How would you define Creole cuisine?
Numerous cultures arrived in America fleeing famine, war, and homeland hostilities. These included nations like France, Nova Scotia, Spain, Africa, England, Germany, and Italy. These cultures and many others joined the Native Americans, who were already well established here in Louisiana. They intermarried, and the word used to describe this was “Creole.” Eventually, it was used to describe everything in Louisiana from vegetables to furniture to even the state itself, which became known as the “Creole State.” Simply stated, Creole is an aristocratic “melting pot cuisine” that developed in New Orleans.
What dish at Restaurant R’evolution most epitomizes Creole cuisine?
My turtle soup. And the reason being, turtle soup was brought to America at the hand of the English sailors. They made a clear broth soup using the meat of sea turtle. When it arrived in New Orleans, the French, preferring a rich, thickened soup, added their famous dark brown roux and trinity (onions, bell peppers, celery [plus garlic]). The French created a rich stock by boiling the turtle meat on the bone, and then they pulled the tenderized meat off the bone. This luscious stock gave the soup an entirely different look and certainly a more robust flavor. At that time, the city came to realize that the combination of flavors, techniques, and ingredients supplied by the different nations into a single pot would create a dish unique to the city of New Orleans.
Why should foodies visit New Orleans?
New Orleans is a food center like no other. With the founding of New Orleans in 1699 by La Salle and the city being built by Bienville in 1720, an influx of seven nations eventually arrived. The French arrived to set up the flag of La Nouvelle-Orléans. The Germans arrived as the workers who saved the city of New Orleans from starvation. The Spanish arrived with the spices and different culinary techniques. The English, who came with the War of Independence, brought the herb gardens and the desire for pastime. Lastly, the Italians came after the reunification movement failure in Italy. Families of cooks arrived, and many of these Italians had incredible pastry talents. Nowhere else in the world did seven distinct nations come together and intermarry. This created a melting pot cuisine that did not exist anywhere in the world. To come to New Orleans to search out this cuisine is what makes us so different.

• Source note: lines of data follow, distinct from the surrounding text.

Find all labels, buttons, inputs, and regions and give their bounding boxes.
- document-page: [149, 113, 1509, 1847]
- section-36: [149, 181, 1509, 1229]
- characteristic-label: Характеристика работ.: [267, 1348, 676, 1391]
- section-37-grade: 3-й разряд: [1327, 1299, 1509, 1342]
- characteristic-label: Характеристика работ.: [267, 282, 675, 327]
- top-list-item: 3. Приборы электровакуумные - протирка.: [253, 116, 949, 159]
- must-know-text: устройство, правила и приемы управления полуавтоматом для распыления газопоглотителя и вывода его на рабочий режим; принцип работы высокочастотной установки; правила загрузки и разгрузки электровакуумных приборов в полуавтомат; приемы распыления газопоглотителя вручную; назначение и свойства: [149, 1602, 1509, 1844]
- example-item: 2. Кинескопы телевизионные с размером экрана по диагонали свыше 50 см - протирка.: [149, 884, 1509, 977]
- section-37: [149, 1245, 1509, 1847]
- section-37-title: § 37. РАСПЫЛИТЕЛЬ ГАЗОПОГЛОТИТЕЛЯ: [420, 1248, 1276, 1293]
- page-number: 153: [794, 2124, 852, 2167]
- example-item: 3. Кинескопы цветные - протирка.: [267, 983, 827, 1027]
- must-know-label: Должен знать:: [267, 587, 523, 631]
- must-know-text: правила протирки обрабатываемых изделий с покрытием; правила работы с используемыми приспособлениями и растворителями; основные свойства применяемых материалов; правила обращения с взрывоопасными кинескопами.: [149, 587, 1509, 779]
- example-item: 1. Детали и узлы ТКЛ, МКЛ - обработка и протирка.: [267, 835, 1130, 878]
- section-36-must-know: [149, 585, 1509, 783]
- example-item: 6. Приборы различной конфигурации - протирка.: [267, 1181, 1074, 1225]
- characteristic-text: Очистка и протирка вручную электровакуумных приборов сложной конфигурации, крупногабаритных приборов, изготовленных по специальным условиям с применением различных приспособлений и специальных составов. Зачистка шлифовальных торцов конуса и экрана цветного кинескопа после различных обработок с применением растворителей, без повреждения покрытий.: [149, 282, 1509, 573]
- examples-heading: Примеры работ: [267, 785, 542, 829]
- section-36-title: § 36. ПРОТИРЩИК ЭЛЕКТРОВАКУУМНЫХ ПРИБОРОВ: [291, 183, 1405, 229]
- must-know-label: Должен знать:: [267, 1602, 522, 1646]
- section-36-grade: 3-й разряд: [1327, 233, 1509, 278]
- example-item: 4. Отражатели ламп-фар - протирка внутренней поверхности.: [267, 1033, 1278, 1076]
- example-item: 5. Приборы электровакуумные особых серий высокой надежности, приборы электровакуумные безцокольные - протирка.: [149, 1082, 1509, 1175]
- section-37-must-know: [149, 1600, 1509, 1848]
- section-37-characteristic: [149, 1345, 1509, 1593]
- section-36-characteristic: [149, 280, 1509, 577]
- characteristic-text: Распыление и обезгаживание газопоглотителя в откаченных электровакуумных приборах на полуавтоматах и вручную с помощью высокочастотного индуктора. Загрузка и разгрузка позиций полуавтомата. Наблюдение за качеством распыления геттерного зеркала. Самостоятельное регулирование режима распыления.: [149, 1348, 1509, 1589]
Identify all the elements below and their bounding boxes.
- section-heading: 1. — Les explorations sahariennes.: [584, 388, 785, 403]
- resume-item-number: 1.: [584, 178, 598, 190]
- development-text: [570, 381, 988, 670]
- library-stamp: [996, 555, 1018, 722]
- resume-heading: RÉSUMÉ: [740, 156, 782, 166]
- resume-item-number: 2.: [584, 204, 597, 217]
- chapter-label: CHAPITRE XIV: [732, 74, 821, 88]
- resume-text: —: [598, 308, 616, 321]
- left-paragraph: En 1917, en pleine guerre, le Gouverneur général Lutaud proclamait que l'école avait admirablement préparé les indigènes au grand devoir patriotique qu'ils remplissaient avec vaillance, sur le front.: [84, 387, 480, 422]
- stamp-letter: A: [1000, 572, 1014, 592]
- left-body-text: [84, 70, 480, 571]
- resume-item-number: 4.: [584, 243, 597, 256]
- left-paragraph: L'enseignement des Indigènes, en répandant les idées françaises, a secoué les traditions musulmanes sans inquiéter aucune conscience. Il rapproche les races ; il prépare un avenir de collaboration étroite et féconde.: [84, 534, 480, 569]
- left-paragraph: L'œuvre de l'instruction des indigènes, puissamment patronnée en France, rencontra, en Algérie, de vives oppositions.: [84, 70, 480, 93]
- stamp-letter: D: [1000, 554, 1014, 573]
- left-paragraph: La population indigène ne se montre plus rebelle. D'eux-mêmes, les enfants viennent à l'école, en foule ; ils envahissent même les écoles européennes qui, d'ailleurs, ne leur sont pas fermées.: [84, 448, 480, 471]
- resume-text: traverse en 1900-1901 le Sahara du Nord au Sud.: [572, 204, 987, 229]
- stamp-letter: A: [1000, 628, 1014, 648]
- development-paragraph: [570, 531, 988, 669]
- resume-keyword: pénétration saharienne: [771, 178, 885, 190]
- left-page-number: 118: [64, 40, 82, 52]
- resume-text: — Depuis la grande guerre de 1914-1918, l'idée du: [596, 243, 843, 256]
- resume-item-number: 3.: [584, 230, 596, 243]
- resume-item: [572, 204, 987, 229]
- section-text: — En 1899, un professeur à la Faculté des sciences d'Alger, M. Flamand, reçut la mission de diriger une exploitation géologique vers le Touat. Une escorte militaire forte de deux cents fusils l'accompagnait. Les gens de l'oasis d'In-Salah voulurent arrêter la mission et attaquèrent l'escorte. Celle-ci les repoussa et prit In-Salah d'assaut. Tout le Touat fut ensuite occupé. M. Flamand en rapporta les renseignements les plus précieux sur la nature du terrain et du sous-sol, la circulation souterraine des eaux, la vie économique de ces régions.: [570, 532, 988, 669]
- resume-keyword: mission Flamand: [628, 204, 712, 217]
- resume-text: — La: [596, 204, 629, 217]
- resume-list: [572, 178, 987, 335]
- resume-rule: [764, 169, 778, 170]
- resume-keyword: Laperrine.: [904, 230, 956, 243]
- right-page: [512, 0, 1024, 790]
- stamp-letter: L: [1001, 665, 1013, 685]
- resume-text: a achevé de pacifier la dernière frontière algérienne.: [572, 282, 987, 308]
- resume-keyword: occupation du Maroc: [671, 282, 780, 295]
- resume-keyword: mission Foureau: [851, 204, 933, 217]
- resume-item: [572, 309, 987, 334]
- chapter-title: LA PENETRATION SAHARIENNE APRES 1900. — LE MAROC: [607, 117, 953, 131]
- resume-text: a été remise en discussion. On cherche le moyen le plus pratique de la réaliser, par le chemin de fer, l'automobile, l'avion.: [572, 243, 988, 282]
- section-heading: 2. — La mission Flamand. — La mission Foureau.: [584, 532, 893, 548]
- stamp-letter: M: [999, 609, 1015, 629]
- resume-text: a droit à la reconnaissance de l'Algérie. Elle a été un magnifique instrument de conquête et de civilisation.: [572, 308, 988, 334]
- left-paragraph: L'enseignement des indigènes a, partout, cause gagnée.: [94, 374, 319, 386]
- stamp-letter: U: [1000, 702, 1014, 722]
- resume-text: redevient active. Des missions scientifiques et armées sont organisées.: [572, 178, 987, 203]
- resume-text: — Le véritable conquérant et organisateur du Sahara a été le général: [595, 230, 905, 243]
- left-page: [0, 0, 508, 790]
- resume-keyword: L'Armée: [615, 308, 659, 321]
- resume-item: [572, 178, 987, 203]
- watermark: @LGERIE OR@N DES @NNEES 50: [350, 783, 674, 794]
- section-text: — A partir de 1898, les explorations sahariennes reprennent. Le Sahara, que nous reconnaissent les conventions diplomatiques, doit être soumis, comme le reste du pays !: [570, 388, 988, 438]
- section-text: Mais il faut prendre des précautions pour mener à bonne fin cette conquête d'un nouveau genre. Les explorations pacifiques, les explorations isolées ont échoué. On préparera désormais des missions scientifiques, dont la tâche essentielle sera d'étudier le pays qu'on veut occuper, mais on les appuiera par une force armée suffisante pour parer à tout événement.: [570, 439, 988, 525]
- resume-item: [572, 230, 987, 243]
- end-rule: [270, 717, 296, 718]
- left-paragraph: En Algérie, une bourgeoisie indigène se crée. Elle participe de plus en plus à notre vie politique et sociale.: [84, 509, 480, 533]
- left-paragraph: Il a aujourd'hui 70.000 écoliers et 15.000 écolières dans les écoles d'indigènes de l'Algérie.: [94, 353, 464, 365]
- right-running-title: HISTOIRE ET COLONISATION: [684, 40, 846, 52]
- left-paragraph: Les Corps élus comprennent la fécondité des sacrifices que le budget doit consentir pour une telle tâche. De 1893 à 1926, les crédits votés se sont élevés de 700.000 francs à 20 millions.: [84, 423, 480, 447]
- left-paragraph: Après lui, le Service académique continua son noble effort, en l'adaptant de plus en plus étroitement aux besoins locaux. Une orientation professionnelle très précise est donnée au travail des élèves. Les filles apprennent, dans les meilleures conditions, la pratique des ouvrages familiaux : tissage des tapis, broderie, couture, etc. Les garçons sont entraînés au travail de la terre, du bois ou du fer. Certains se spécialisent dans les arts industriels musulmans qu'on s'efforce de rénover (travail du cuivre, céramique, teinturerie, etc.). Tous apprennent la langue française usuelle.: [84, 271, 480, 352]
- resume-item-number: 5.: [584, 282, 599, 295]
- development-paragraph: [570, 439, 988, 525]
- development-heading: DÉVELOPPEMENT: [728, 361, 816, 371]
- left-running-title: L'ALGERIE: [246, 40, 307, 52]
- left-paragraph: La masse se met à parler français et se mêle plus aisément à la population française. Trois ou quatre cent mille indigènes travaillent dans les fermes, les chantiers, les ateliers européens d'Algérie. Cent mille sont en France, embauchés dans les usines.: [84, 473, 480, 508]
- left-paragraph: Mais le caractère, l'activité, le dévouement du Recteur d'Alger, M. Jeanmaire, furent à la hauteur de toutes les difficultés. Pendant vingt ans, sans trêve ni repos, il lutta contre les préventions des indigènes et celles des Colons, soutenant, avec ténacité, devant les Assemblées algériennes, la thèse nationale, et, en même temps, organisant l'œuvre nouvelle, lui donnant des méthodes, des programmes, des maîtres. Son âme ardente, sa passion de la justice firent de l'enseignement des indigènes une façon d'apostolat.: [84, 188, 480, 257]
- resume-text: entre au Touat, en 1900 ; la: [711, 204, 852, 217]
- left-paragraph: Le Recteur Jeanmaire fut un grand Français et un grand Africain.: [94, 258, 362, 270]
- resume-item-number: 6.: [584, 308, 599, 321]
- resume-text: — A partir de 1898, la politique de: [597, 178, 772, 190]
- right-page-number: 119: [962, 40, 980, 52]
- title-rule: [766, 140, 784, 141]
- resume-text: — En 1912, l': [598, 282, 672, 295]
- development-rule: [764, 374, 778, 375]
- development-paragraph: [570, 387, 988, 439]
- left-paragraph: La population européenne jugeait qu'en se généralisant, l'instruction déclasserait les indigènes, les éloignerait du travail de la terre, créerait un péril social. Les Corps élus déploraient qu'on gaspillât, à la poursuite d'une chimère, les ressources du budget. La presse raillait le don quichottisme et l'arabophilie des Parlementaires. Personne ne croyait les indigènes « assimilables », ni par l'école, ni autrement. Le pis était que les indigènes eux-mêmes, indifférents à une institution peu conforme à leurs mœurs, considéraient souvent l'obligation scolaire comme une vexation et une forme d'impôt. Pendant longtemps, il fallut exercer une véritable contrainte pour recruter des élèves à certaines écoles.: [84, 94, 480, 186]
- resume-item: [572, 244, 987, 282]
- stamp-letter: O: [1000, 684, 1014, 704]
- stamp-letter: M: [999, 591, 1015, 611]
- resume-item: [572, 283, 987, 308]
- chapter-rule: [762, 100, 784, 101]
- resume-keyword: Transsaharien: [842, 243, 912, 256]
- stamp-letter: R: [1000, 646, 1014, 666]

What’s a local dish out of towners won’t be able to get elsewhere?
There are certain dishes in New Orleans that you must experience because they are unique to our city. One of those being gumbo, the wonderful soup that gets its name from the African word for okra. Gumbo has different versions from wild game to seafood to shellfish to domestic meats. Gumbo is usually thought of as a soup; however, in some areas, it’s a stew. It’s always served over rice and definitely a “stick to your ribs” dish. At the same time, our wild game dishes like duck, rabbit, wild goose, and mélange of seafood available in the Gulf of Mexico are wonderful as well.
What’s the best thing you ate recently?
One of the early dishes that came to New Orleans from the Spanish was salt-baked fish. The Gulf of Mexico has so many large-bodied fish, like redfish and red snapper. Fish of this type are easily scaled and put into a pan covered with salt. Then, the fish is baked under this salt crust for a couple hours. After, it’s removed and placed in the center of a communal table with friends and a good glass of wine or dark beer. A small hammer removes the salt crust, revealing the luscious, sweet, and moist fish. This is typical of many dishes that we love as Creoles, Cajuns, and Southerners. Dishes like these bring people together like crawfish boils oftentimes do. We love to join our friends around the table. That is what is so unique to our culture.